= Enrique Porta =

Spanish footballer

Enrique Porta Guíu (born 17 December 1944) is a Spanish retired footballer who played as a striker.

He amassed La Liga totals of 122 matches and 40 goals across nine seasons with Granada and Zaragoza, winning the Pichichi Trophy with the former club.

==Club career==
Born in Villanueva de Gállego, Province of Zaragoza, Porta began his career in his native region of Aragon, spending the 1967–68 season with SD Huesca in the Tercera División and scoring 34 goals. Subsequently, he signed for Granada CF in La Liga.

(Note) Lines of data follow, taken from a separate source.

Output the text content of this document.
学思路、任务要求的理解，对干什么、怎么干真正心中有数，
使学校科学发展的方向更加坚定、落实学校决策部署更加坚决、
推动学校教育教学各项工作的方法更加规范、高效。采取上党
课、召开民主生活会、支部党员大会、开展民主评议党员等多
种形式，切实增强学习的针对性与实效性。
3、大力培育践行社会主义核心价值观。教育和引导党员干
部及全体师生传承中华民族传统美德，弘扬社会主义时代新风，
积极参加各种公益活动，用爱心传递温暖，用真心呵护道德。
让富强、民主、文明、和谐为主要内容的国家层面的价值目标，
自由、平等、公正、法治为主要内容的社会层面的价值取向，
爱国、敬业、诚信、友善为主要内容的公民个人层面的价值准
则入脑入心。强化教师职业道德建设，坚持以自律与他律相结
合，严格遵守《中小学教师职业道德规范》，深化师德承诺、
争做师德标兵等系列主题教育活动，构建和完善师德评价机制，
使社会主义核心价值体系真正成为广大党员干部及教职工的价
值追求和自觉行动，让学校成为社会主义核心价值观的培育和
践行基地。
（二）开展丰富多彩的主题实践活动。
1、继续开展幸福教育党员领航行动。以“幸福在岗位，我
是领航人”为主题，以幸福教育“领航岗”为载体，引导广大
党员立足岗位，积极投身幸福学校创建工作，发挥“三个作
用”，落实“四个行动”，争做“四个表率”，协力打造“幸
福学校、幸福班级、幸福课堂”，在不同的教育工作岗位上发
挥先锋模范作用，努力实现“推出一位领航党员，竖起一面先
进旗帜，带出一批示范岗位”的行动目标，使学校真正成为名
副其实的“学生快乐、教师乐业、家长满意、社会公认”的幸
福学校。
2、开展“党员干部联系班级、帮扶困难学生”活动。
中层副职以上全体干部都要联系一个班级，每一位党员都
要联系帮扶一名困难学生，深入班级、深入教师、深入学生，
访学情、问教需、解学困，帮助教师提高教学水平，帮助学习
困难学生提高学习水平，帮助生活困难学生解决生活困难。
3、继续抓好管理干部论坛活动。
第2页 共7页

In his first three seasons, Porta played only 12 games in total, scoring once – the only goal in a home win over RCD Español on 20 September 1970. In the 1971–72 campaign, however, his 20 goals in 31 matches – no penalties – earned him the Pichichi Trophy for the league's top scorer to help the Andalusians to a best ever sixth position; this included a hat-trick in a 3–1 victory against CE Sabadell on 14 November 1971, as he became the first and only Granada player to win the award.

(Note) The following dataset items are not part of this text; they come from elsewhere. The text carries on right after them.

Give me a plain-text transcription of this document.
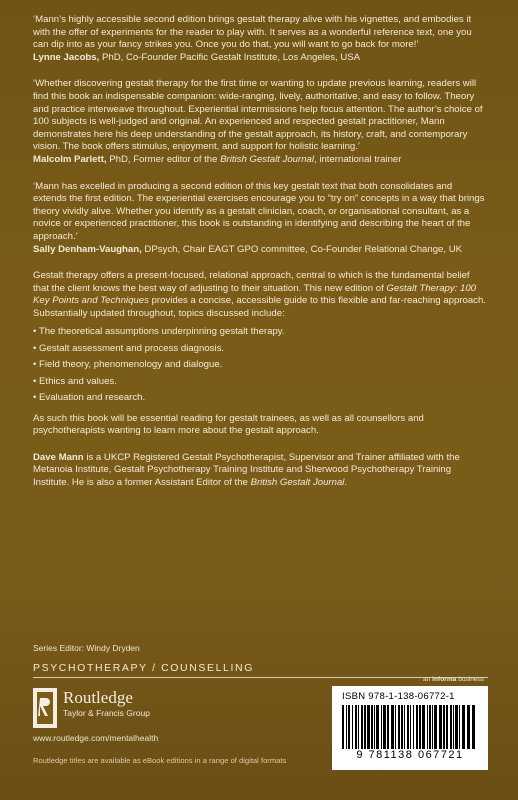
‘Mann’s highly accessible second edition brings gestalt therapy alive with his vignettes, and embodies it with the offer of experiments for the reader to play with. It serves as a wonderful reference text, one you can dip into as your fancy strikes you. Once you do that, you will want to go back for more!’
Lynne Jacobs, PhD, Co-Founder Pacific Gestalt Institute, Los Angeles, USA

‘Whether discovering gestalt therapy for the first time or wanting to update previous learning, readers will find this book an indispensable companion: wide-ranging, lively, authoritative, and easy to follow. Theory and practice interweave throughout. Experiential intermissions help focus attention. The author’s choice of 100 subjects is well-judged and original. An experienced and respected gestalt practitioner, Mann demonstrates here his deep understanding of the gestalt approach, its history, craft, and contemporary vision. The book offers stimulus, enjoyment, and support for holistic learning.’
Malcolm Parlett, PhD, Former editor of the British Gestalt Journal, international trainer

‘Mann has excelled in producing a second edition of this key gestalt text that both consolidates and extends the first edition. The experiential exercises encourage you to “try on” concepts in a way that brings theory vividly alive. Whether you identify as a gestalt clinician, coach, or organisational consultant, as a novice or experienced practitioner, this book is outstanding in identifying and describing the heart of the approach.’
Sally Denham-Vaughan, DPsych, Chair EAGT GPO committee, Co-Founder Relational Change, UK

Gestalt therapy offers a present-focused, relational approach, central to which is the fundamental belief that the client knows the best way of adjusting to their situation. This new edition of Gestalt Therapy: 100 Key Points and Techniques provides a concise, accessible guide to this flexible and far-reaching approach. Substantially updated throughout, topics discussed include:

• The theoretical assumptions underpinning gestalt therapy.
• Gestalt assessment and process diagnosis.
• Field theory, phenomenology and dialogue.
• Ethics and values.
• Evaluation and research.

As such this book will be essential reading for gestalt trainees, as well as all counsellors and psychotherapists wanting to learn more about the gestalt approach.

Dave Mann is a UKCP Registered Gestalt Psychotherapist, Supervisor and Trainer affiliated with the Metanoia Institute, Gestalt Psychotherapy Training Institute and Sherwood Psychotherapy Training Institute. He is also a former Assistant Editor of the British Gestalt Journal.

Series Editor: Windy Dryden
PSYCHOTHERAPY / COUNSELLING
an informa business
Routledge
Taylor & Francis Group
www.routledge.com/mentalhealth
Routledge titles are available as eBook editions in a range of digital formats
ISBN 978-1-138-06772-1
9 781138 067721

Porta scored 11 times in 1972–73, including another treble in a 4–0 win over Real Oviedo on 11 February 1973. From 1973 to 1975, he found the net only once.

In the summer of 1975, Porta moved to fellow league side Real Zaragoza. Following their relegation in his second year, he left for Segunda División team Terrassa FC, scoring five goals from 28 appearances in his final season as a professional.

==Recognition==
In May 2015, the main entrance to Granada's Estadio Nuevo Los Cármenes was named after Porta. The stadium of Villanueva CF, from his hometown, is also named after him.